If a club cannot see itself making the membership target set by the Distinguished Club Program, need it worry about educational goals? Yes it should, and its part of your role to ensure it does. If members are not moving through the program, they are not learning and that just compounds the problem. However, the following conversation probably won’t work well, even though that’s what you want to say:
YOU: “Your club needs more members” PRESIDENT: “Yep – certainly does” YOU: Silence.
Instead of looking at current levels alone, it would be wise to do some homework:
- Review the membership levels over the past two or three years. How do they vary at renewal times? How many leave at that point?
- Review the level of officer training over the same period – and also which officers got trained and which did not
- If possible, have a look at the guest book and assess how many guests have been coming through the door (probably prior to March 2020)

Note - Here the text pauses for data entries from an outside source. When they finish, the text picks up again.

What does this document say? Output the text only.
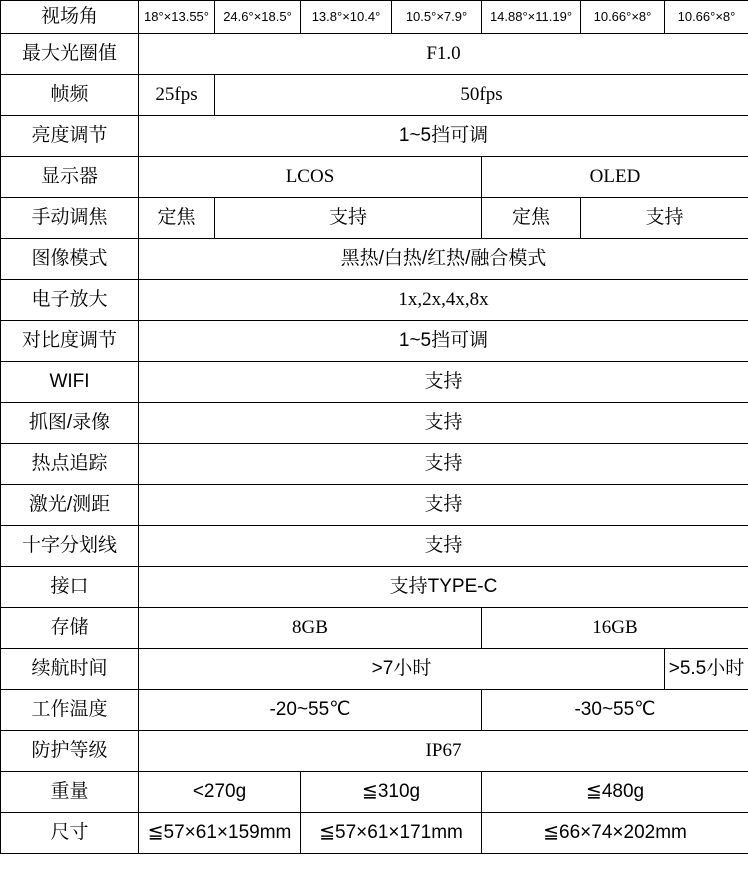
视场角	18°×13.55°	24.6°×18.5°	13.8°×10.4°	10.5°×7.9°	14.88°×11.19°	10.66°×8°	10.66°×8°
最大光圈值	F1.0						
帧频	25fps	50fps					
亮度调节	1~5挡可调						
显示器	LCOS				OLED		
手动调焦	定焦	支持			定焦	支持	
图像模式	黑热/白热/红热/融合模式						
电子放大	1x,2x,4x,8x						
对比度调节	1~5挡可调						
WIFI	支持						
抓图/录像	支持						
热点追踪	支持						
激光/测距	支持						
十字分划线	支持						
接口	支持TYPE-C						
存储	8GB				16GB		
续航时间	>7小时						>5.5小时
工作温度	-20~55℃				-30~55℃		
防护等级	IP67						
重量	<270g		≦310g		≦480g		
尺寸	≦57×61×159mm		≦57×61×171mm		≦66×74×202mm		
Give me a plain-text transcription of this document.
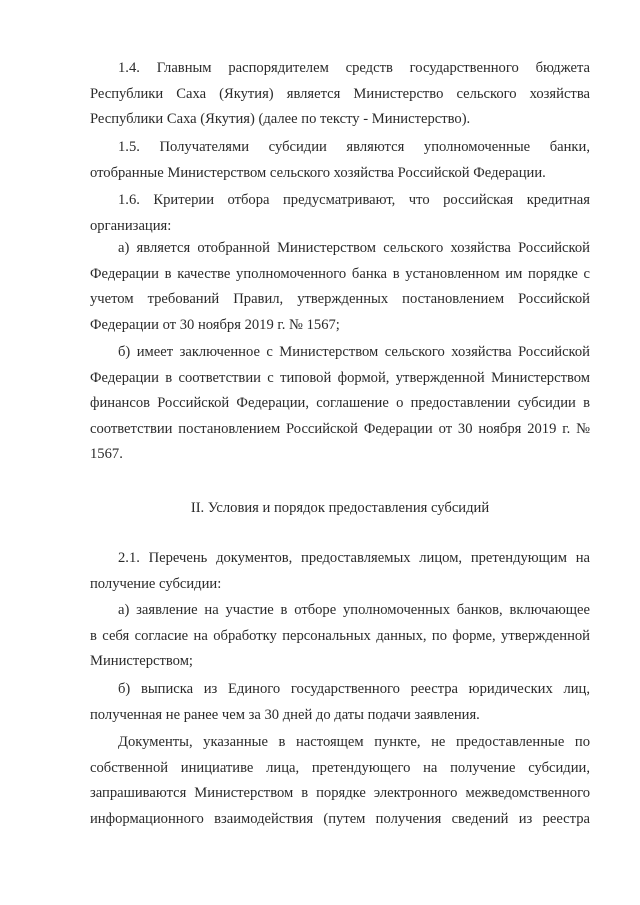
1.4. Главным распорядителем средств государственного бюджета
Республики Саха (Якутия) является Министерство сельского хозяйства
Республики Саха (Якутия) (далее по тексту - Министерство).
1.5. Получателями субсидии являются уполномоченные банки,
отобранные Министерством сельского хозяйства Российской Федерации.
1.6. Критерии отбора предусматривают, что российская кредитная
организация:
а) является отобранной Министерством сельского хозяйства Российской
Федерации в качестве уполномоченного банка в установленном им порядке с
учетом требований Правил, утвержденных постановлением Российской
Федерации от 30 ноября 2019 г. № 1567;
б) имеет заключенное с Министерством сельского хозяйства Российской
Федерации в соответствии с типовой формой, утвержденной Министерством
финансов Российской Федерации, соглашение о предоставлении субсидии в
соответствии постановлением Российской Федерации от 30 ноября 2019 г. №
1567.
II. Условия и порядок предоставления субсидий
2.1. Перечень документов, предоставляемых лицом, претендующим на
получение субсидии:
а) заявление на участие в отборе уполномоченных банков, включающее
в себя согласие на обработку персональных данных, по форме, утвержденной
Министерством;
б) выписка из Единого государственного реестра юридических лиц,
полученная не ранее чем за 30 дней до даты подачи заявления.
Документы, указанные в настоящем пункте, не предоставленные по
собственной инициативе лица, претендующего на получение субсидии,
запрашиваются Министерством в порядке электронного межведомственного
информационного взаимодействия (путем получения сведений из реестра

- Have a look at the club’s web presence (refer to the District Officers’ Membership and PR page). Would you have found the club?
When discussing the membership:
- Is the new member issue not attracting guests, or not converting them into members?
- Do many new members leave within the first year?
- Do you know what each member wants to get out of Toastmasters?
- Do you know why members leave?
- What effect has the full Pathways roll-out had? Was there any resistance?
There are many ways to help a club – but first you have to understand the issues, and they are generally not just in the numbers.
After the Visit: The Next Step
The Visit Guide suggests you contact the Club President within a few days, thanking them for the visit. This also gives them a little while for the discussion to sink in.
How you proceed will depend on what you found and how well the suggestions were adopted. If loss of experienced members was part of the issue, you may want to suggest appointing a coach if appropriate – or act as a “Friend of the Club” to supply or arrange expertise if you have the time to do so.
This is not a coaching role; it is probably unwise to mix coaching with an Area Directorship. However, there is no reason this could not be approached as one of several Level 4 and 5 Pathways projects. Helping a club recover is no mean feat – and will be an excellent prelude to taking a coaching role in the future.
Always remember – this is about “Service to the Member”. You are not there as a District Officer to tell clubs what to do. You are there as an experienced member to help them learn for themselves.